Leveraging the power of Privacy Enhancing Technologies (PETs), Enveil’s ZeroReveal® solutions are specifically designed to ensure Data in Use protection by ensuring the content of your search, analytic, or machine learning model – and its corresponding results – remain encrypted during processing. This unmatched capability allows sensitive or regulated data to be securely processed and in a privacy-preserving manner without the risk of exposure. Whether performing searches or analytics on data you own, seeking information from a third-party data provider, or driving revenue by securely monetizing your data assets, Enveil ZeroReveal® changes the paradigm of how and where your organization can leverage data to unlock value.
The Data Triad
The Data Triad Quote

Frequently Asked Questions

What is The Data Triad?

Enveil is focused entirely on protecting data while it’s being used or processed, what we call Data in Use. This is different from the more familiar types of encryption that protect data as it moves through the network or while it’s at rest on the file system. We think it’s helpful to think of the distinction between these three states of data — at rest, in transit, and in use — as three points of a triangle that we call The Data Triad. While all are important, Data in Use is the segment that is most frequently overlooked, in part because it’s a hard problem to solve but also because, until fairly recently, there was a lack of scalable, practical, commercial-ready solutions.

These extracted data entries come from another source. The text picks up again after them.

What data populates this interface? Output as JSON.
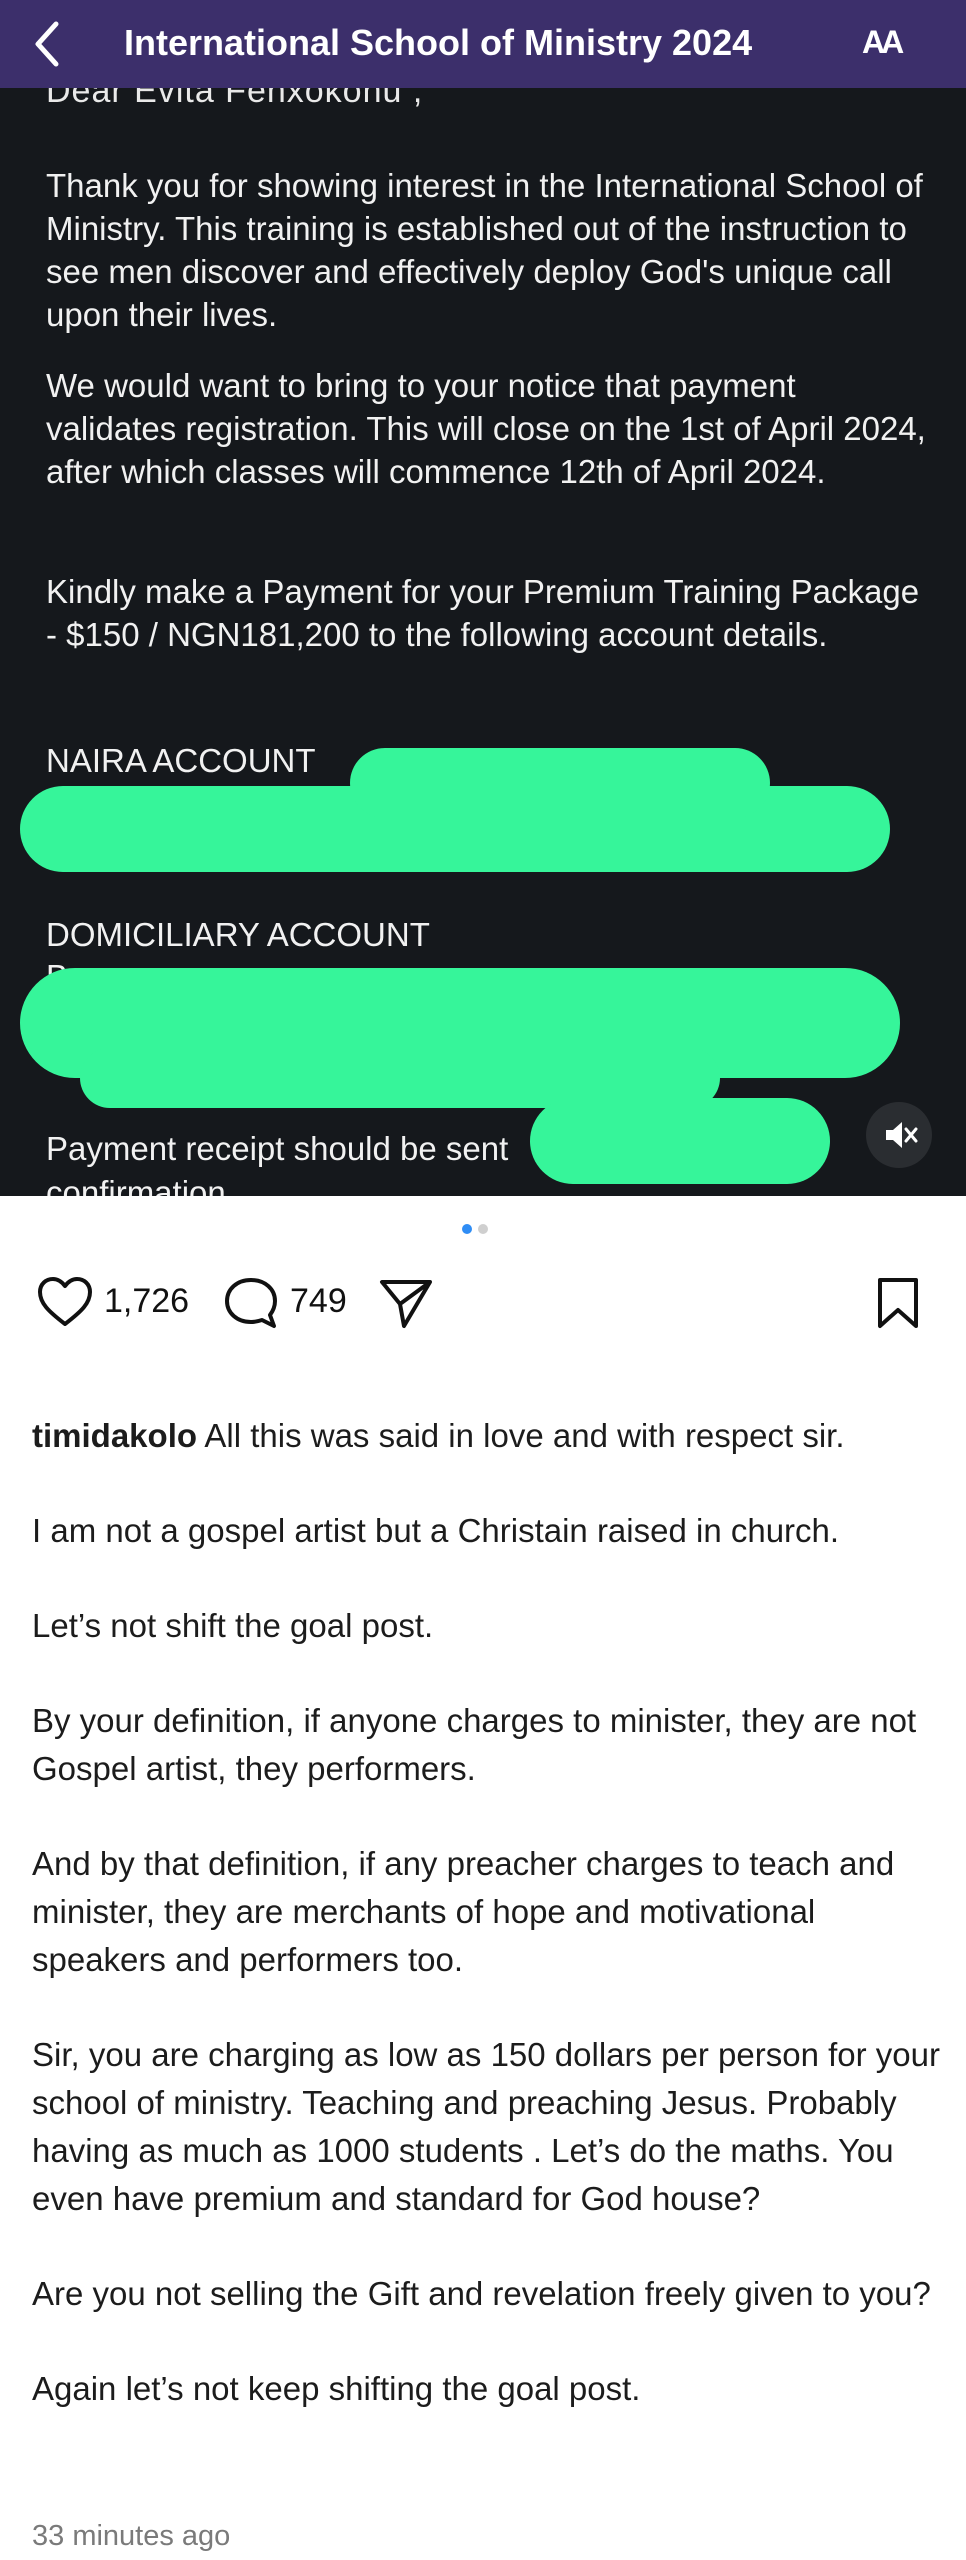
{
  "header": {
    "title": "International School of Ministry 2024",
    "text_size_label": "AA"
  },
  "letter": {
    "salutation_cut": "Dear Evita Fenxokonu ,",
    "paragraph1": "Thank you for showing interest in the International School of Ministry. This training is established out of the instruction to see men discover and effectively deploy God's unique call upon their lives.",
    "paragraph2": "We would want to bring to your notice that payment validates registration. This will close on the 1st of April 2024, after which classes will commence 12th of April 2024.",
    "paragraph3": "Kindly make a Payment for your Premium Training Package - $150 / NGN181,200 to the following account details.",
    "naira_account_label": "NAIRA ACCOUNT",
    "domiciliary_account_label": "DOMICILIARY ACCOUNT",
    "domiciliary_partial": "B",
    "receipt_line": "Payment receipt should be sent",
    "confirmation_partial": "confirmation",
    "redaction_color": "#36f59a",
    "background_color": "#15181c"
  },
  "carousel": {
    "active_index": 1,
    "total": 2,
    "active_color": "#2f8df5"
  },
  "actions": {
    "likes": "1,726",
    "comments": "749"
  },
  "caption": {
    "username": "timidakolo",
    "first_line": " All this  was said in love and with respect sir.",
    "paragraphs": [
      "I am not a gospel artist but a Christain raised in church.",
      "Let’s not shift the goal post.",
      "By your definition, if anyone charges to minister, they are not Gospel artist, they performers.",
      "And by that definition, if any preacher charges to teach and minister, they are merchants of hope and motivational speakers and performers too.",
      "Sir, you are charging as low as 150 dollars per person for your school of ministry. Teaching and preaching Jesus.  Probably having as much as 1000 students . Let’s do the maths. You even have premium and standard for God house?",
      "Are you not selling the Gift and revelation freely given to you?",
      "Again let’s not keep shifting the goal post."
    ],
    "timestamp": "33 minutes ago"
  },
  "colors": {
    "header_bg": "#3c2f6b",
    "accent": "#2f8df5"
  },
  "icons": [
    "back-chevron-icon",
    "text-size-icon",
    "muted-speaker-icon",
    "heart-icon",
    "comment-icon",
    "share-icon",
    "bookmark-icon"
  ]
}
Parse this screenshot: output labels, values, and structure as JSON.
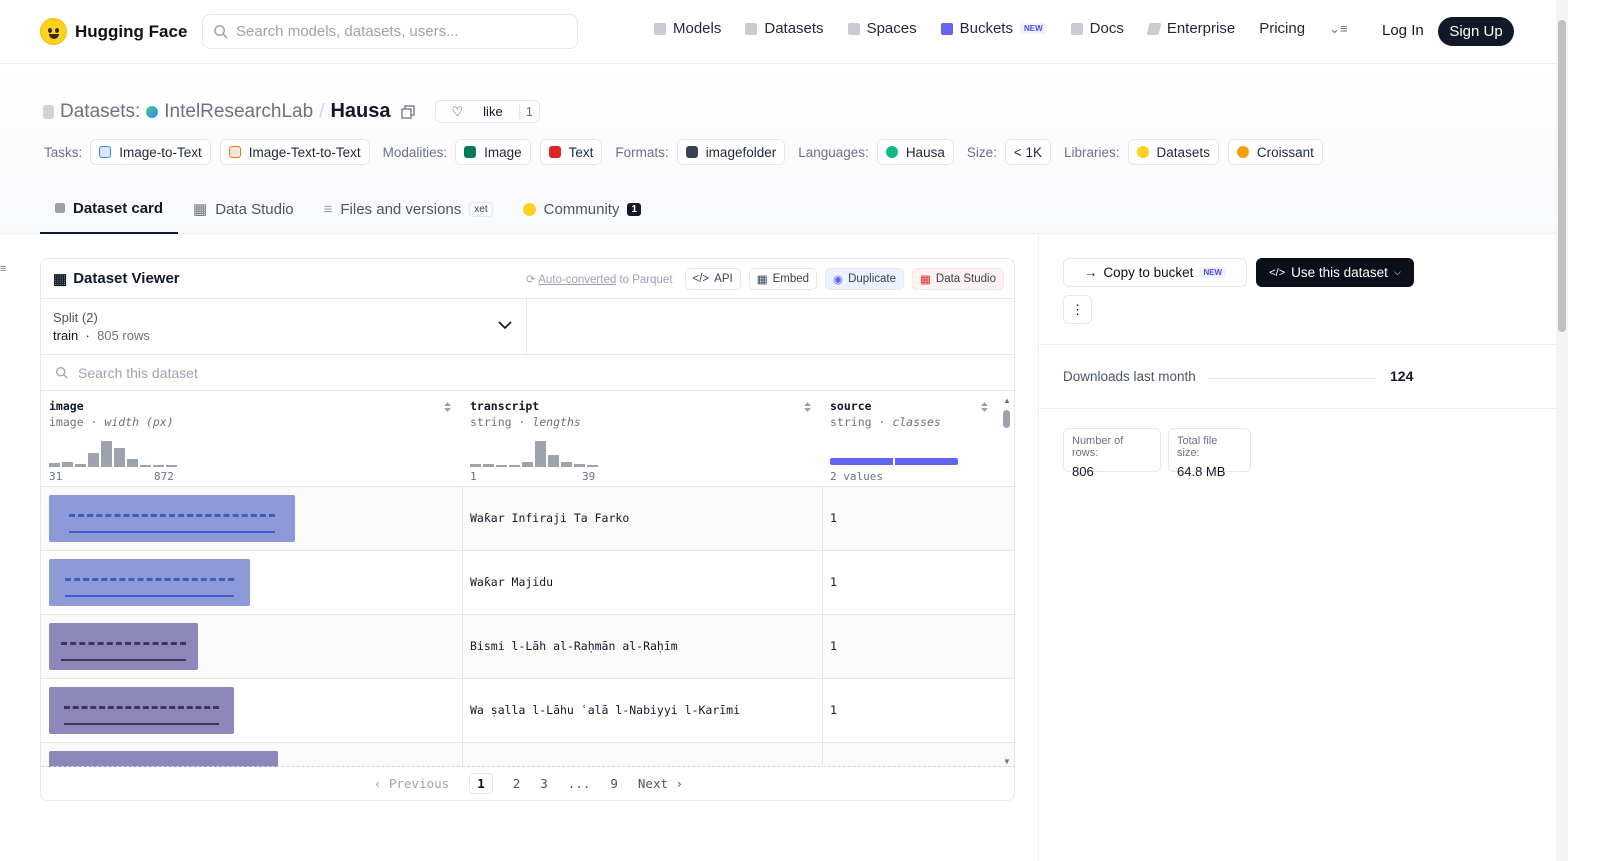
{
  "nav": {
    "brand": "Hugging Face",
    "search_placeholder": "Search models, datasets, users...",
    "links": [
      {
        "label": "Models",
        "icon": "cube-icon"
      },
      {
        "label": "Datasets",
        "icon": "database-icon"
      },
      {
        "label": "Spaces",
        "icon": "grid-icon"
      },
      {
        "label": "Buckets",
        "icon": "bucket-icon",
        "badge": "NEW"
      },
      {
        "label": "Docs",
        "icon": "book-icon"
      },
      {
        "label": "Enterprise",
        "icon": "enterprise-icon"
      },
      {
        "label": "Pricing"
      }
    ],
    "login": "Log In",
    "signup": "Sign Up"
  },
  "header": {
    "prefix": "Datasets:",
    "owner": "IntelResearchLab",
    "separator": "/",
    "name": "Hausa",
    "like_label": "like",
    "like_count": "1"
  },
  "tags": {
    "tasks_label": "Tasks:",
    "tasks": [
      "Image-to-Text",
      "Image-Text-to-Text"
    ],
    "modalities_label": "Modalities:",
    "modalities": [
      "Image",
      "Text"
    ],
    "formats_label": "Formats:",
    "formats": [
      "imagefolder"
    ],
    "languages_label": "Languages:",
    "languages": [
      "Hausa"
    ],
    "size_label": "Size:",
    "size": "< 1K",
    "libraries_label": "Libraries:",
    "libraries": [
      "Datasets",
      "Croissant"
    ]
  },
  "tabs": [
    {
      "label": "Dataset card",
      "active": true
    },
    {
      "label": "Data Studio"
    },
    {
      "label": "Files and versions",
      "badge": "xet"
    },
    {
      "label": "Community",
      "badge": "1"
    }
  ],
  "viewer": {
    "title": "Dataset Viewer",
    "auto_converted": "Auto-converted",
    "to_parquet": " to Parquet",
    "buttons": [
      "API",
      "Embed",
      "Duplicate",
      "Data Studio"
    ],
    "split_label": "Split (2)",
    "split_value": "train",
    "split_rows": "805 rows",
    "search_placeholder": "Search this dataset",
    "columns": [
      {
        "name": "image",
        "type": "image",
        "stat": "width (px)",
        "axis_min": "31",
        "axis_max": "872",
        "hist": [
          0.15,
          0.2,
          0.1,
          0.55,
          1.0,
          0.75,
          0.3,
          0.08,
          0.0,
          0.05
        ]
      },
      {
        "name": "transcript",
        "type": "string",
        "stat": "lengths",
        "axis_min": "1",
        "axis_max": "39",
        "hist": [
          0.1,
          0.1,
          0.05,
          0.05,
          0.2,
          1.0,
          0.45,
          0.2,
          0.1,
          0.05
        ]
      },
      {
        "name": "source",
        "type": "string",
        "stat": "classes",
        "axis_label": "2 values"
      }
    ],
    "rows": [
      {
        "transcript": "Waƙar Infiraji Ta Farko",
        "source": "1"
      },
      {
        "transcript": "Waƙar Majidu",
        "source": "1"
      },
      {
        "transcript": "Bismi l-Lāh al-Raḥmān al-Raḥīm",
        "source": "1"
      },
      {
        "transcript": "Wa ṣalla l-Lāhu ʿalā l-Nabiyyi l-Karīmi",
        "source": "1"
      }
    ],
    "pager": {
      "prev": "Previous",
      "pages": [
        "1",
        "2",
        "3",
        "...",
        "9"
      ],
      "next": "Next"
    }
  },
  "sidebar": {
    "copy_to_bucket": "Copy to bucket",
    "copy_badge": "NEW",
    "use_dataset": "Use this dataset",
    "downloads_label": "Downloads last month",
    "downloads_value": "124",
    "rows_label": "Number of rows:",
    "rows_value": "806",
    "size_label": "Total file size:",
    "size_value": "64.8 MB"
  }
}
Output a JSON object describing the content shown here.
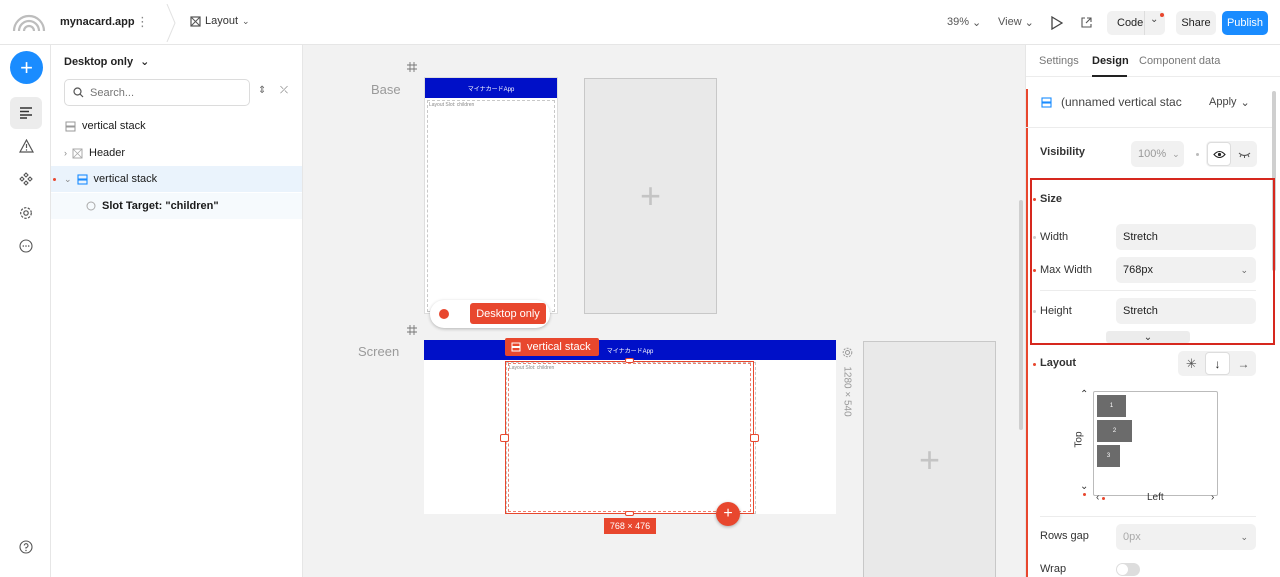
{
  "topbar": {
    "project_name": "mynacard.app",
    "layout_label": "Layout",
    "zoom": "39%",
    "view_label": "View",
    "code_label": "Code",
    "share_label": "Share",
    "publish_label": "Publish"
  },
  "layers": {
    "mode_label": "Desktop only",
    "search_placeholder": "Search...",
    "tree": [
      {
        "label": "vertical stack"
      },
      {
        "label": "Header"
      },
      {
        "label": "vertical stack"
      },
      {
        "label": "Slot Target: \"children\""
      }
    ]
  },
  "canvas": {
    "base_label": "Base",
    "screen_label": "Screen",
    "header_text": "マイナカードApp",
    "slot_text": "Layout Slot: children",
    "desktop_only_badge": "Desktop only",
    "selection_tag": "vertical stack",
    "selection_size": "768 × 476",
    "frame_size": "1280 × 540"
  },
  "right": {
    "tabs": [
      "Settings",
      "Design",
      "Component data"
    ],
    "active_tab": "Design",
    "component_title": "(unnamed vertical stac",
    "apply_label": "Apply",
    "visibility_label": "Visibility",
    "visibility_value": "100%",
    "size_label": "Size",
    "width_label": "Width",
    "width_value": "Stretch",
    "max_width_label": "Max Width",
    "max_width_value": "768px",
    "height_label": "Height",
    "height_value": "Stretch",
    "layout_label": "Layout",
    "layout_axis_v": "Top",
    "layout_axis_h": "Left",
    "layout_items": [
      "1",
      "2",
      "3"
    ],
    "rows_gap_label": "Rows gap",
    "rows_gap_placeholder": "0px",
    "wrap_label": "Wrap"
  },
  "colors": {
    "accent_blue": "#1a8cff",
    "publish_blue": "#1a8cff",
    "header_blue": "#0010c8",
    "selection_red": "#e8472e",
    "highlight_red": "#d6281e"
  }
}
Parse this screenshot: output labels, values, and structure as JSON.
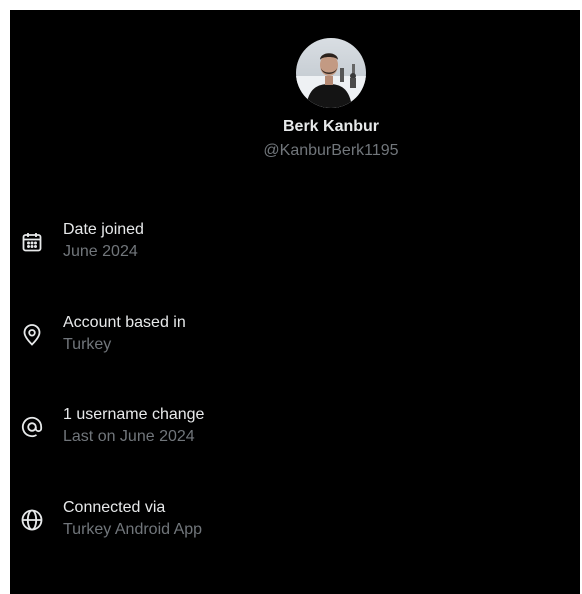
{
  "profile": {
    "name": "Berk Kanbur",
    "handle": "@KanburBerk1195",
    "avatar_icon": "profile-photo"
  },
  "rows": [
    {
      "icon": "calendar-icon",
      "title": "Date joined",
      "subtitle": "June 2024"
    },
    {
      "icon": "location-pin-icon",
      "title": "Account based in",
      "subtitle": "Turkey"
    },
    {
      "icon": "at-sign-icon",
      "title": "1 username change",
      "subtitle": "Last on June 2024"
    },
    {
      "icon": "globe-icon",
      "title": "Connected via",
      "subtitle": "Turkey Android App"
    }
  ],
  "colors": {
    "background": "#000000",
    "primary_text": "#e7e9ea",
    "secondary_text": "#71767b"
  }
}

When does sensitive data need to be protected?

Sensitive data must be protected at all points in its lifecycle: at rest, in transit, and in use.

Data at Rest: Categorized as inactive data stored in any digital form, data at rest resides on the hard drive or in databases, data lakes, cloud storage or other locations and is commonly protected by perimeter-based, access control and user authentication technologies. Additional security measures such as data encryption are commonly added depending on the level of sensitivity.

Data in Transit: Data is vulnerable as it moves through a private network, public/untrusted space or a local device, and it is, therefore, standard practice to protect it using transport encryption. If businesses adhere to proper protocols, this is an efficient and effective defense strategy for data in transit.

Data in Use: Representing data while it’s being used or processed, Data in Use has become the point of least resistance for increasingly sophisticated attackers, as it is the most commonly overlooked segment of the Data Security Triad. Technical methods for securing Data in Use come from the category of Privacy Enhancing Technologies, including homomorphic encryption, secure multiparty compute, and trusted execution environments.

Why do I need to keep my data encrypted throughout its processing lifecycle?

Encryption renders data useless to an attacker, making it unreadable and therefore removing its value. Thus, encryption is able to undermine the attackers’ purpose – stealing assets of value – and makes the target infinitely less appealing. Experience tells us that if there is data of value at stake, attackers will find a way to find and reach it – we can’t just lock the front door; every point of entry needs to be protected. Consequently, limiting encryption to only a portion of the The Data Triad is a dangerous oversight. It is critical to protect data at rest, in transit, and in use.

Does your solution protect all my data?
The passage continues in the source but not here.